Insurance agents get more lenient professional standard
An Iowa Supreme Court ruling that set a stricter standard for insurance agents’ professional responsibilities to their clients was recently nullified by the Legislature.
In an omnibus insurance bill signed by Gov. Terry Branstad on April 19, legislators revoked the Dec. 30 ruling that would have required a jury to determine in disputed cases whether an agent owed a higher duty to a client than simply selling him or her the requested policy.
The Independent Insurance Agents of Iowa Inc. claims the two-paragraph provision in Senate File 406, which abrogated the court’s ruling “to the extent that it would impose higher and greater responsibilities on insurance producers” than under previous law, will avert a flood of professional liability lawsuits against insurance agents. However, the Iowa Association for Justice, which represents the state’s trial attorneys, says the legislation hurts consumers because it provides for little recourse against agents who haven’t met their clients’ expectations.
Alan Olson, the president of the Iowa Association for Justice, said the two organizations had at one point reached a deal for compromise language in the bill.
“(The agents) wanted to have language that made it more manageable and predictable as to what would happen (if an agent provided risk management advice),” Olson said. “And we wanted to make sure that agents’ customers would have a course of action to pursue if an agent promised something and then didn’t provide it.”
However, “when the insurance companies found out the agents and the lawyers had made a deal and not included them, they rallied and threw out that language,” he said. “We were no match for the kind of horses the insurance companies had at the Legislature.” The bill passed the House of Representatives on a vote of 60-35; the Senate version passed 48-0.

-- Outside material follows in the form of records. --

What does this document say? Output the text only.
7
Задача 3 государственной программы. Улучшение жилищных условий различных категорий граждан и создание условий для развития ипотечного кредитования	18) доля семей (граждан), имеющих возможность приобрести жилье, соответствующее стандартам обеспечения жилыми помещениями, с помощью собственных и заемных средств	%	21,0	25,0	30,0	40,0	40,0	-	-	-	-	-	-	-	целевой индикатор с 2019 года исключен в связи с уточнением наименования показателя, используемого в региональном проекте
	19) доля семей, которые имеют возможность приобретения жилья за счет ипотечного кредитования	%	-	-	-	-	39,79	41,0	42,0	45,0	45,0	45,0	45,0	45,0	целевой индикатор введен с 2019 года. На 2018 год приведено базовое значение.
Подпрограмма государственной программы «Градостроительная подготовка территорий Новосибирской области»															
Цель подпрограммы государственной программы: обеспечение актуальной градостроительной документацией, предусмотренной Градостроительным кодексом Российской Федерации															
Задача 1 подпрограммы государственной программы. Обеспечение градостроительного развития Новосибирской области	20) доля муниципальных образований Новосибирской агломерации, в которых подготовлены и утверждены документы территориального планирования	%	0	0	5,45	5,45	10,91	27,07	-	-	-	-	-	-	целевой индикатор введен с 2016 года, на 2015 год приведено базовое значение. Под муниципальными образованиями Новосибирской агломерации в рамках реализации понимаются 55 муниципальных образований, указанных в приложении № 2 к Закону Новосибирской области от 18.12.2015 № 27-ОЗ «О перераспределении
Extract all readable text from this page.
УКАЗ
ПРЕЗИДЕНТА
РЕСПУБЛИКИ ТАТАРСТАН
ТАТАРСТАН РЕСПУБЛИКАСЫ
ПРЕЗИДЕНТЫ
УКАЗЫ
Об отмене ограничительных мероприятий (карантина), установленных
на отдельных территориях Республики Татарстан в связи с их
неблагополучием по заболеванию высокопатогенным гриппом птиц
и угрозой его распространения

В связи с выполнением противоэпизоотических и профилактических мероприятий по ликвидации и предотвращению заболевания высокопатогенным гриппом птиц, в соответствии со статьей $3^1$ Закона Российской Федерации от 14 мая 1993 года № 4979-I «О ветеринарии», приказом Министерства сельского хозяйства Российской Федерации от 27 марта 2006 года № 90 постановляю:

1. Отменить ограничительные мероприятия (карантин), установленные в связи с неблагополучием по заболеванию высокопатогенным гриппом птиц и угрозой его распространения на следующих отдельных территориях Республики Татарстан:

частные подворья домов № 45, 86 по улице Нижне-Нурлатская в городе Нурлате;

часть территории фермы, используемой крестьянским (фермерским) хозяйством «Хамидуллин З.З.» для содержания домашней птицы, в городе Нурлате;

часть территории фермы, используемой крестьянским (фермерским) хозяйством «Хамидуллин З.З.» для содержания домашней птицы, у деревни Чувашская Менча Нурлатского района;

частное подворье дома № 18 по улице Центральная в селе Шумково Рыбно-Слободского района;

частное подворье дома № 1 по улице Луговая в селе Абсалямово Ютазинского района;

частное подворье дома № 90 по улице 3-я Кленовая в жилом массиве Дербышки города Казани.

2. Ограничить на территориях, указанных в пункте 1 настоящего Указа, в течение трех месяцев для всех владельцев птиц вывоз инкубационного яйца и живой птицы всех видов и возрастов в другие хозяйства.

Scott Sundstrom, legislative counsel to the Federation of Iowa Insurers, said the language passed by the Legislature “was reached without us being involved at all.”
“The first I actually heard any of this was when the bill had passed without this language,” Sundstrom said. “We thought the Senate had passed a good bill, and we asked the House to pass the same bill. Basically, it just restores Iowa’s law to what it had been for a quarter century,” he said, referring to a 1984 decision in Sandbulte v. Farm Bureau Mutual Insurance Co. “I think that law has worked well for Iowa consumers and insurance agencies.”
In Langwith v. American National General Insurance Co., the plaintiff, Dennis Langwith, claimed that his insurance agent, Janet Fitzgerald, should have provided him and his wife with better advice about how to provide coverage for their son, who had been dropped from their policy after his driver’s license was suspended. The ruling outlined several factors a jury should consider in determining the agent’s degree of liability in such cases, among them whether an agent represents himself or herself as a specialist or consultant, the agent’s past dealings with the client and the client’s knowledge and sophistication.
“It was a horribly decided case,” said Bob Skow, CEO of the Independent Insurance Agents of Iowa, who said the justices overstepped their authority with their decision. “In one swift move, the Supreme Court had undone years of law,” he said. “We think the Legislature responded appropriately.”
Without the legislative provision, agents would have been subject to many more lawsuits, Skow said, in a legal environment in which agents are already facing steep increases in professional liability coverage. With the legislation, previous case law remains in place that set a “reasonably high standard” for agents, but “not so high a standard that it would create havoc in the marketplace,” he said.